Septembre 2004 : 7746,12 euros versés à la SCP d’avocats Charles Sirat-jean-Paul Gilli, pour règlement des ses honoraires pour la procédure d’appel devant la Chambre des Expropriations de la cour d’appel de Versailles.
Septembre 2004 : 4558,23 euros versés à Maître Charles Choucroy en règlement de ses honoraires pour l’affaire Commune de Mériel contre Consorts St Yrian.
Juin 2005 : 3558 euros versés à la SCP à Maître Charles Sirat-Jean pour règlement des ses honoraires pour l’affaire Société d’Economie Mixte d’Aménagement du Val-d’Oise-commune de Mériel contre l’Association Pour la Sauvegarde et l’Amélioration de la Qualité de Vie à Mériel et l’Association des Amis de la Terre (permis de lotir).
Octobre 2006 : 4305,60 euros versés à la SCP d’Avocats Sirat-Gilli pour le versement d’honoraires dans l’Affaire Mériel/consorts Saint-Yrian.
3. Le logement social
Qui peut croire sérieusement qu’en tant que représentants de la liste de gauche au conseil municipal nous aurions pu laisser tomber ce dossier crucial !
nous sommes intervenus systématiquement en réunion de CM pour rappeler à l’équipe majoritaire leurs obligations dans ce domaine
les jeunes dont parle ce tract mensonger ont travaillé avec nos colistiers communistes sur une pétition réclamant plus de logements sociaux ; aujourd’hui une de ces jeunes, figure même sur notre liste !
Voici ce que nous écrivions dans le Bulletin Municipal en mai 2005
Fractures urbaines, tous concernés !
Pendant que la crise du logement bat son plein en Ile de France, avec les cités en effervescence, le recours trop systématique à des logements insalubres pour les plus démunis, les drames vécus cet été à Paris, la ville de Mériel continue sa politique de « maitrise du foncier » si chère au maire.
Au nom de ce beau principe, Mériel, une des lanternes rouges du Val d’Oise dans ce domaine, dispose en tout et pour tout aujourd’hui d’environ 4% de logements sociaux et d’un parc de logements locatifs tout à fait insuffisant.
La « maîtrise » en question, s’inscrivant dans le contexte actuel de spirale spéculative foncière, méprise aussi bien les lois protégeant l’environnement que la Loi dite SRU/ Solidarité et Rénovation Urbaine dont le Président de la République lui-même a rappelé tout récemment l’importance !
Pour mémoire : chaque collectivité doit viser une offre à terme de 20% de logements sociaux, d’où un déficit à Mériel d’environ 250 logements, et des pénalités en perspective.

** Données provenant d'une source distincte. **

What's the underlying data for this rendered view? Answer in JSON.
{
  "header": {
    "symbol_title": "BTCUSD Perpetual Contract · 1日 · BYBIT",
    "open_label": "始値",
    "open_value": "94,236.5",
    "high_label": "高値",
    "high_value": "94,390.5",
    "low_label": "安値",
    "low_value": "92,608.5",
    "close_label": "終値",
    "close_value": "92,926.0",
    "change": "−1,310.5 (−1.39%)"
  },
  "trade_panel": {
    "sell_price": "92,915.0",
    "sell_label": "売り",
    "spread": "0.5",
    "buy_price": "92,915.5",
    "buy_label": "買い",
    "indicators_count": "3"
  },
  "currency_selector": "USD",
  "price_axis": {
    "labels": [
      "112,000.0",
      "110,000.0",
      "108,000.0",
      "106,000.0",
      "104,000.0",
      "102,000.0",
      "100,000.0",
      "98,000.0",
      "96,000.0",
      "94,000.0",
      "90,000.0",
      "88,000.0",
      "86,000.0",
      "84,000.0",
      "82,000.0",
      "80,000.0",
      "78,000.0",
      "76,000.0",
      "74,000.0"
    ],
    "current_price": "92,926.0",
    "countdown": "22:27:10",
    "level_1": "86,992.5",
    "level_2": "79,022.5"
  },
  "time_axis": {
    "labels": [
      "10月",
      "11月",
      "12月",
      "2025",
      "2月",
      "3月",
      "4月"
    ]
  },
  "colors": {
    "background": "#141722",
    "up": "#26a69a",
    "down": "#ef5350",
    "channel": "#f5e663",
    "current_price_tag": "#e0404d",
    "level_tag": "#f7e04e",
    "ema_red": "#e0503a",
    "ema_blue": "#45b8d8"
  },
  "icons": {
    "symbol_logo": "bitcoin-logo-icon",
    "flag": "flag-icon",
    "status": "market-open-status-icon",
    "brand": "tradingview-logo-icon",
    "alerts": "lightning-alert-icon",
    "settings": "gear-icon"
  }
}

Ainsi des immeubles proposant des appartements à des prix inabordables pour un ménage moyen, vont encore émerger dans le centre ville, aggravant ce déficit.
Or on constate aujourd’hui que des politiques foncières consistant à créer des enclaves de privilèges jouxtant des zones délaissées ne sont en fait dans l’intérêt de personne, si on souhaite une société harmonieuse, parce que diverse et plurielle, à l’opposé du modèle américain.
Inverser cette tendance à Mériel va être long et coûteux, mais doit être un des objectifs prioritaires de la prochaine équipe municipale, si on veut que notre « village » assume pleinement sa place dans le Val d’Oise.
Mme Joan Fenet, M. Sylvain De Smet, Conseillers municipaux d’opposition
La campagne ne fait que commencer, et votre équipe de « Vivre à Mériel » déforme déjà les faits, en nous attribuant des propos que nous n’avons jamais tenus, cherchant à nous faire porter le poids des turpitudes de son propre camp ! Qui est « indélicat » en l’occurrence ?
Nous déplorons ce comportement, que seule la panique devant la perspective de perdre les futures élections peut expliquer. Nous remercions les Mériellois de ne pas être dupes faces à ces discours malhonnêtes.
Nous espérons que la suite de la campagne permettra l’expression de divergence d’idées, source de richesse potentielle en démocratie, sans chercher à traîner dans la boue ses adversaires. Ce n’est pas notre conception de l’action politique.
Merci de nous avoir lu et rendez-vous le 9 et 16 mars prochains.